Seperti biasa juga, tim pengibar bendera hanya terdiri dari tiga orang saja. Lapangan depan kantor Konsulat di Songkha memang agak lumayan luas, tetapi terlalu kecil untuk parade pasukan penggerek bendera. Jadi, tiga orang pengibar bendera sudah cukup untuk sebuah upacara memperingati hari kemerdekaan RI. Tahun ini, ketiga penggerek bendera adalah perempuan. Hebaaaat euy!

Foto bawah: tim pengibar bendera, pemimpin upacara, dan tim pembaca teks (proklamasi, Pancasila, UUD 1945) berpose bersama bapak Konsul RI di Songkhla, Bapak Triyogo Jatmiko (pakai dasi merah)

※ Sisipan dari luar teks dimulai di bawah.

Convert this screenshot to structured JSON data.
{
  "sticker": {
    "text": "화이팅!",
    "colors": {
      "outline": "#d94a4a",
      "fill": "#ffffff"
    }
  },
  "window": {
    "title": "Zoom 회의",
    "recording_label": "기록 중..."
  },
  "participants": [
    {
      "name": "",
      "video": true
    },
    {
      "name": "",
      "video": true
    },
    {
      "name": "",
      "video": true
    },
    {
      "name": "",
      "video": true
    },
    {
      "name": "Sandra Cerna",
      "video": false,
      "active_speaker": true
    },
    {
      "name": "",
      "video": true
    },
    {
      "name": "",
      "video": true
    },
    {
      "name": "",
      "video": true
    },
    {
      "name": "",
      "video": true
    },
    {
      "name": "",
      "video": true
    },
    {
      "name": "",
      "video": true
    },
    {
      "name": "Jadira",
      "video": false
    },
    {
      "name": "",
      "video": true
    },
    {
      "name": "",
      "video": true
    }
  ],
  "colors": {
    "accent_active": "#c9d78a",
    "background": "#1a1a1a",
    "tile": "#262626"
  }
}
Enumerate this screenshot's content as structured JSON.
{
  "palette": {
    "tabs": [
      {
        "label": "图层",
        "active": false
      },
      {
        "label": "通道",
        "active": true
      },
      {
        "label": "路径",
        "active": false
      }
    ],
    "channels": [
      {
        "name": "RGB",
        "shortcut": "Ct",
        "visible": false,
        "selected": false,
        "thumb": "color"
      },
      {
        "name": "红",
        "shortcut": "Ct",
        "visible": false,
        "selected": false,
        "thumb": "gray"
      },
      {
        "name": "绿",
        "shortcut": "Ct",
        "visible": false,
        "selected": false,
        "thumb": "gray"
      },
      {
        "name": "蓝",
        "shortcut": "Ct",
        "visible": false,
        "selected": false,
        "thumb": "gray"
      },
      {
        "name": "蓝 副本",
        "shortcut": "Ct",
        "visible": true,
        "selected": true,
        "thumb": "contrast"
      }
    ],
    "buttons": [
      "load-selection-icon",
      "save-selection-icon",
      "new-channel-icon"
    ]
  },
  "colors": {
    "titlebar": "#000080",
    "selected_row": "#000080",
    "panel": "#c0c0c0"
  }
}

Usai penaikan bendera dengan disertai lagu kebangsaan ‘Indonesia Raya’, acara dilanjutkan dengan pembacaan teks proklamasi, teks Pancasila, dan teks Undang-Undang Dasar 1945. 
Pak Cecep, senior saya di kampus, bertindak sebagai pembaca teks proklamasi. Beliau saat ini sedang menempuh pendidikan doktoral di kampus saya
Para pembaca teks Proklamasi, Pancasila, dan UUD 1945

Yang berbeda, tahun ini inspektur upacara tidak memberikan kata sambutan upacara. Saya kurang tahu kenapa. Apakah karena pagi itu sudah terlalu panas atau memang beliau sudah di-set untuk tidak memberikan kata sambutan. Lumayan bikin senang sih, biasanya ‘Kata sambutan’ adalah acara yang paling membosankan buat saya, LOL. Soalnya lama dan sangat tekstual sekali. Iya nggak, sih? :D

Sebagai gantinya, ada kegiatan mengheningkan cipta dan mendengarkan detik-detik proklamasi melalu musik yang telah diatur dan disesuaikan dengan momen, dan agak lama. Ini nih momen yang bikin terharu. Apalagi saat mendengar setelan musik detik-detik proklamasi, jadi seolah bisa merasakan bagaimana dulu Indonesia diperjuangkan hingga titik darah penghabisan.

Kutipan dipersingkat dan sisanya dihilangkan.